Being not without law to God. Not regarding myself as being absolutely without law, or as being freed from obligation to obey God. Even in all this, I endeavoured so to live as that it might be seen that I felt myself bound by law to God. I was not a despiser, and contemner and neglecter of law, as such, but only regarded myself as not bound by the peculiar ceremonial law of Moses. This is an instance of Paul's conscientiousness. He would not leave room to have it supposed for a moment that he disregarded all law. He was bound to God by law; and in the conduct to which he was referring, he felt that he was obeying him. He was bound by higher law than those ceremonial observances which were now to be done away. This passage would destroy all the refuges of the Antinomians. Whatever privileges the gospel has introduced, it has not set us free from the restraints and obligations of law. That is binding still; and no man is at liberty to disregard the moral law of God. Christ came to magnify, strengthen, and to honour the law, not to destroy it.

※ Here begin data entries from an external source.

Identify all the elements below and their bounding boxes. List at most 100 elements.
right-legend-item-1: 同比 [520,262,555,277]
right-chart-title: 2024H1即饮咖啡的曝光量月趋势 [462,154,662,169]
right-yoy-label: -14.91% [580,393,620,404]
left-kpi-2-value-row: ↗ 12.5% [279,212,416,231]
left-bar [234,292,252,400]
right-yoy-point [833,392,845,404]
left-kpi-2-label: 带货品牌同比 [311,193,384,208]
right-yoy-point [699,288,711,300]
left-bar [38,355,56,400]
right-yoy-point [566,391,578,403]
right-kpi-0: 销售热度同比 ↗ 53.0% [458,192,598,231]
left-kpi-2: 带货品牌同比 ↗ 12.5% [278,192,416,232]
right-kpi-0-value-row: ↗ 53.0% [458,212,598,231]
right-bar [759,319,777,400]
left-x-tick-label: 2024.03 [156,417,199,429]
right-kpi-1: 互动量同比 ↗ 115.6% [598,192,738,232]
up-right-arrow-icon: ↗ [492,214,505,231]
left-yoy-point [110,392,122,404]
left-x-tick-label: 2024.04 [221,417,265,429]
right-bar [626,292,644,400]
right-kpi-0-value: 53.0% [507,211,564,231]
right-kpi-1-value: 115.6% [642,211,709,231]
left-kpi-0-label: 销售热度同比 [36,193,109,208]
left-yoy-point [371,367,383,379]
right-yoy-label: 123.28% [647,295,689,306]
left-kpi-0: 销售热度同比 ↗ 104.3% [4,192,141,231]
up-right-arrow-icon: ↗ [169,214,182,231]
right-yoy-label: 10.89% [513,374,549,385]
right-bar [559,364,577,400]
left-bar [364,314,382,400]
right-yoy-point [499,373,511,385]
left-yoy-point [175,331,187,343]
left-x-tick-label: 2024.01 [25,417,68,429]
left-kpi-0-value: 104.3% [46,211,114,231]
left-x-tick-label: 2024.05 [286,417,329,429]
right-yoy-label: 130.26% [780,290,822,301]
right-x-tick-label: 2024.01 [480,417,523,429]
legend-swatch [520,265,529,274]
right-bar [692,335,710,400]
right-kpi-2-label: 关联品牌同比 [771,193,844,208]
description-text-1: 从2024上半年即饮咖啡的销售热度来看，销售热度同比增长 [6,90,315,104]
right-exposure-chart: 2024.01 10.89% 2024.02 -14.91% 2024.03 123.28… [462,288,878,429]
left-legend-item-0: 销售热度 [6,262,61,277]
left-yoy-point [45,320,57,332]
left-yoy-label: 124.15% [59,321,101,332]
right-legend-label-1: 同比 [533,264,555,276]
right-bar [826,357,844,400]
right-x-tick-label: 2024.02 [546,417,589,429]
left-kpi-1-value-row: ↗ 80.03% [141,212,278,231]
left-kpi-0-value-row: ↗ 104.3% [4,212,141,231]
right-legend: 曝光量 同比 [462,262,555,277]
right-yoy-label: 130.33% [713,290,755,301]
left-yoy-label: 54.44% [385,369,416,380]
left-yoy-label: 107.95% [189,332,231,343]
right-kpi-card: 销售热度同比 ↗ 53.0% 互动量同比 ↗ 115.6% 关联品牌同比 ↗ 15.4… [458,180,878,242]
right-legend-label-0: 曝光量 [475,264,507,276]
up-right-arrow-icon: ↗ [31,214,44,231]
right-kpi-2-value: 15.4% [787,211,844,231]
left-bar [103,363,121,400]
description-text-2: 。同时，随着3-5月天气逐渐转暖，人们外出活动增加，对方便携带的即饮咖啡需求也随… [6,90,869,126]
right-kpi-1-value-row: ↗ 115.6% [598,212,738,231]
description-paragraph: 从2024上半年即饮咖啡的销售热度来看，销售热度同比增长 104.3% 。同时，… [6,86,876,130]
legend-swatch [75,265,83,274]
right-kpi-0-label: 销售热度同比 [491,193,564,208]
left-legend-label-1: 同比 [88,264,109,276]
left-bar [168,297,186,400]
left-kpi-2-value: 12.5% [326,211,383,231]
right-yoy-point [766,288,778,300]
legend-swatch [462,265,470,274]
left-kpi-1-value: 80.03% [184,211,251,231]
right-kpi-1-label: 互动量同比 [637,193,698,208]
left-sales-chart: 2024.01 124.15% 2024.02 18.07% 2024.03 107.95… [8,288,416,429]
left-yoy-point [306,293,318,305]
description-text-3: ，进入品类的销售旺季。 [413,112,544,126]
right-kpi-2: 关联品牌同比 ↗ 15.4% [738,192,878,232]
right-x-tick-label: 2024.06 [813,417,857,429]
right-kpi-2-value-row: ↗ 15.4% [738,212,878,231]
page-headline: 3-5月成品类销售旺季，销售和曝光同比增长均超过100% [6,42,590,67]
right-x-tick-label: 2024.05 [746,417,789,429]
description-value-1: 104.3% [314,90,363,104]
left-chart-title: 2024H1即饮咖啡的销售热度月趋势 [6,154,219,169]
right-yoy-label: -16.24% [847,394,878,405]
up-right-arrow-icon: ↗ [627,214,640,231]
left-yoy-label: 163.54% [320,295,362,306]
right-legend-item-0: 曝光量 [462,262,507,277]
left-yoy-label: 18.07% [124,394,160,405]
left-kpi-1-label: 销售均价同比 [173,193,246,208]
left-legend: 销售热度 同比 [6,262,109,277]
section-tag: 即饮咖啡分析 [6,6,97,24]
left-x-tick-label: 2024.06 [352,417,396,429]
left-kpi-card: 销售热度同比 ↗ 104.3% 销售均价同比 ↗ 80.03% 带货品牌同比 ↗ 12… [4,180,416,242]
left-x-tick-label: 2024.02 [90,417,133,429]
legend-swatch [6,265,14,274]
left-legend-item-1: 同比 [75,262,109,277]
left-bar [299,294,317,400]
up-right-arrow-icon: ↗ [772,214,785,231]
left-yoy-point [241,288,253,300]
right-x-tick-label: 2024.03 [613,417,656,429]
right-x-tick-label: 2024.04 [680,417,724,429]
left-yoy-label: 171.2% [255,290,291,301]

But under the law to Christ. Bound by the law enjoined by Christ; under the law of affectionate gratitude and duty to him. I obeyed his commands; followed his instructions; sought his honour; yielded to his will. In this he would violate none of the rules of the moral law. And he here intimates, that his grand object was to yield obedience to the law of the Saviour, and that this was the governing purpose of his life. And this would guide a man right. In doing this, he would never violate any of the precepts of the moral law, for Christ obeyed them, and enjoined their observance. He would never feel that he was without law to God, for Christ obeyed God, and enjoined it on all. He would never feel that religion came to set him free from law, or to authorize licentiousness; for its grand purpose and aim is to make men holy, and to bind them everywhere to the observance of the pure law of the Redeemer.